If left untreated, this can lead to dead bowel…which even in the young and healthy can be fatal.
As I like to tell my trainees, even a monkey can identify a closed loop obstruction/dead bowel after it’s already happened. The way that a radiologist can make a difference is to help clinicians identify these anatomic orientations which are at risk of becoming full-blown closed loop obstructions.
What I saw that night in that elderly woman’s abdomen was not a “textbook” presentation of a closed loop obstruction. What I saw were bowels that were oriented in such a fashion that the swelling and bowel death was imminent…though nothing had happened yet.
So…that’s what I told the team taking care of the patient.
Shortly after, the on-call surgeon walked into my reading room and disagreed with my diagnosis.
“Those findings aren’t convincing. The patient seems fine clinically. Just some vague abdominal pain.”
I walked him through the images and made my cases a little more thoroughly.
He still disagreed…and demanded that an attending (faculty physician) provide a second opinion. Unfortunately, I was only a trainee at the time…and the only radiologist present. But, I knew an attending at a neighboring hospital, and asked him to come by.
Once he arrived, I didn’t tell him anything. He just turned to the surgeon and asked why the patient was here. Then, he started looking at the images himself.
“That’s a closed loop,” he says to the surgeon.
looks at me
What did you tell them?”
“Closed loop,” I said.
Next evening I come in for my night shift, and immediately open up the medical records to see what happened to this patient.

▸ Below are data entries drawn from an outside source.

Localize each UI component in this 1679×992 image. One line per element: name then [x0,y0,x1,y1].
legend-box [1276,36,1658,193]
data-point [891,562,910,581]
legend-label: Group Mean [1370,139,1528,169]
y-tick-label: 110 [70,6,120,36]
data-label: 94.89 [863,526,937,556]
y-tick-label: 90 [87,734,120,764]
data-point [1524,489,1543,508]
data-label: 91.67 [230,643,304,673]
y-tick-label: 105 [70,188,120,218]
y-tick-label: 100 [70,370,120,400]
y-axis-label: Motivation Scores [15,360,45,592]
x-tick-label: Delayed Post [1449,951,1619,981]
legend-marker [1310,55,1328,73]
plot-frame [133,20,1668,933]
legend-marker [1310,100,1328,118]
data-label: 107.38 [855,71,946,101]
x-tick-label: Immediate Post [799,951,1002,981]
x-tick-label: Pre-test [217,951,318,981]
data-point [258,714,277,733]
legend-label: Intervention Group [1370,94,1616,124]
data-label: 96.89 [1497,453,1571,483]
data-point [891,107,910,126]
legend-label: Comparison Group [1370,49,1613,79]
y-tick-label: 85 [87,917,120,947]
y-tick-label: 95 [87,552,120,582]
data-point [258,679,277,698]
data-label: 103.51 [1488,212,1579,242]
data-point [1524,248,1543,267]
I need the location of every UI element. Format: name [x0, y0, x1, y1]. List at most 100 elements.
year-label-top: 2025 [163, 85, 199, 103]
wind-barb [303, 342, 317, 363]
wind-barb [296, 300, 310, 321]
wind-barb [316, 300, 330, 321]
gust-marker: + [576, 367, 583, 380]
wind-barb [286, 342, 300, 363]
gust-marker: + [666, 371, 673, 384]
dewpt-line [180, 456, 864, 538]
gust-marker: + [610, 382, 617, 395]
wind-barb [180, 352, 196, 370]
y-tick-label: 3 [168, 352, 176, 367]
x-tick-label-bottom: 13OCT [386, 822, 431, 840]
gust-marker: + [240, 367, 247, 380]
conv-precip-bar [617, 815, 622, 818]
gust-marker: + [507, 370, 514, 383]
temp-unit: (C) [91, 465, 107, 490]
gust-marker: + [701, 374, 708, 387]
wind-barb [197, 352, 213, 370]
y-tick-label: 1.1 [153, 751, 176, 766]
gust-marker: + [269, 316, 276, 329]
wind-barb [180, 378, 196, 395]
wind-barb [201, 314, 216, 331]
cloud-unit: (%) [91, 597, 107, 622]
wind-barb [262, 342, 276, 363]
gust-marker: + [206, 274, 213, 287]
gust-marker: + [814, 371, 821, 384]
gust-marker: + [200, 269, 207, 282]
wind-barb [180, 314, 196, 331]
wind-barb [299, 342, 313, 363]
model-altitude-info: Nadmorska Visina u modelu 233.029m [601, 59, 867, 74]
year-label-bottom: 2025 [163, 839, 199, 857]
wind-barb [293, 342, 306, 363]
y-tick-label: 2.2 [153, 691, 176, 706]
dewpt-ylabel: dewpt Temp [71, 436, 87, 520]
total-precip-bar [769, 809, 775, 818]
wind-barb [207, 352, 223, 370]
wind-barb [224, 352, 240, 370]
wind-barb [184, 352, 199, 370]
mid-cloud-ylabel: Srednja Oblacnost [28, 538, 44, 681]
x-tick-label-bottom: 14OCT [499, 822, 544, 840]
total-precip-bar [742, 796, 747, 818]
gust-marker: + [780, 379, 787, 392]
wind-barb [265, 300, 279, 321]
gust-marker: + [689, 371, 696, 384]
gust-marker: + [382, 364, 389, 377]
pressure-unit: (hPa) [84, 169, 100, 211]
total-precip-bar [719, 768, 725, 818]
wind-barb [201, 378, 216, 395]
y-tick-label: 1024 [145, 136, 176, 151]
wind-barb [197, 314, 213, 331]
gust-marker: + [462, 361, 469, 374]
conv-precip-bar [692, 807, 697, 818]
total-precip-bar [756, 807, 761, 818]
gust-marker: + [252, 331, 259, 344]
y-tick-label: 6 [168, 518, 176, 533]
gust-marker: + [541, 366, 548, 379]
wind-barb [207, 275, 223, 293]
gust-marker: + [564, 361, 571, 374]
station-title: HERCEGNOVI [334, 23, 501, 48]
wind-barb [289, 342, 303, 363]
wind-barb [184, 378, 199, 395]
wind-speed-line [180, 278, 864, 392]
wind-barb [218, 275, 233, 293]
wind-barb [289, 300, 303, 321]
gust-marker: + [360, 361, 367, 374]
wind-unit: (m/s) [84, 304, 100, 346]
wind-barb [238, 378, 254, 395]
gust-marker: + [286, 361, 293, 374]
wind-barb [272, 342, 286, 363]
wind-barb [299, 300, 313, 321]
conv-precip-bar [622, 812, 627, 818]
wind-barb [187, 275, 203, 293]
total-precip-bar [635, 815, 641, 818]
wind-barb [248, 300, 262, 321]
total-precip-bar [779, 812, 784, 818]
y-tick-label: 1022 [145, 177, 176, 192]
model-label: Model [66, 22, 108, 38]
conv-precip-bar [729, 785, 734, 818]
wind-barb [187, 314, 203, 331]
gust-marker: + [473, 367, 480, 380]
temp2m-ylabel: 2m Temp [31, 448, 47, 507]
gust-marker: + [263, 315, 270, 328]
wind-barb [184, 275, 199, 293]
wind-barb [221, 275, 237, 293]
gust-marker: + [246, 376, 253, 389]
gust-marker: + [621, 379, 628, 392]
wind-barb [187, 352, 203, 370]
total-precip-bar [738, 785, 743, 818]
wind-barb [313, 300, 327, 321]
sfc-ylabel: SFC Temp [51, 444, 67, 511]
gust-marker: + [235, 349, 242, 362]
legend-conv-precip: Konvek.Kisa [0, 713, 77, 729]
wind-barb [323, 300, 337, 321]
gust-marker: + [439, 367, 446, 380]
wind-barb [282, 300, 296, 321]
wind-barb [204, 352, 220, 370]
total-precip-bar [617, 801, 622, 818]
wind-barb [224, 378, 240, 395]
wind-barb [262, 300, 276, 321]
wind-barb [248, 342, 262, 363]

I see a note from that night around 4AM, the patient started feeling a bit worse, and immediately the surgeon realized I was right, and took her to the operating room.
By his report, there was scar tissue everywhere in her abdomen. Which, as a side note…we can’t see on imaging. We can only see the consequences of this scarring.
He found the closed loop I was talking about, and fixed it. There was no dead bowel…surgeon had gotten their in time. Patient went home a few days later.
Although experiences like this are considered stressful and confrontational by many of my colleagues…it felt natural. More importantly, it set pieces in motion that I realized years later.
For those of you wondering what I do in my day-job…that is it. I help emergency teams identify and care for patients in dire circumstances. It’s fun, rewarding, and helps me sleep at night.
Even if our newborn doesn’t.
So, as much as I would like to spend all my time reading more ancient and medieval medical texts, writing, and experimenting with health protocols…I have a responsibility to some hospitals and their acutely ill.
As this digital business grows, one day I can do this full-time…and leave the modern medical industry entirely.
On that note, you may have noticed some changes to this website. I’ve received the final design package for the logo of Foundational Health. Hope you like the logo.
Things are slowly, but surely, moving in the right direction.





love this story
Doc, thank you for sharing this story and practicing medicine.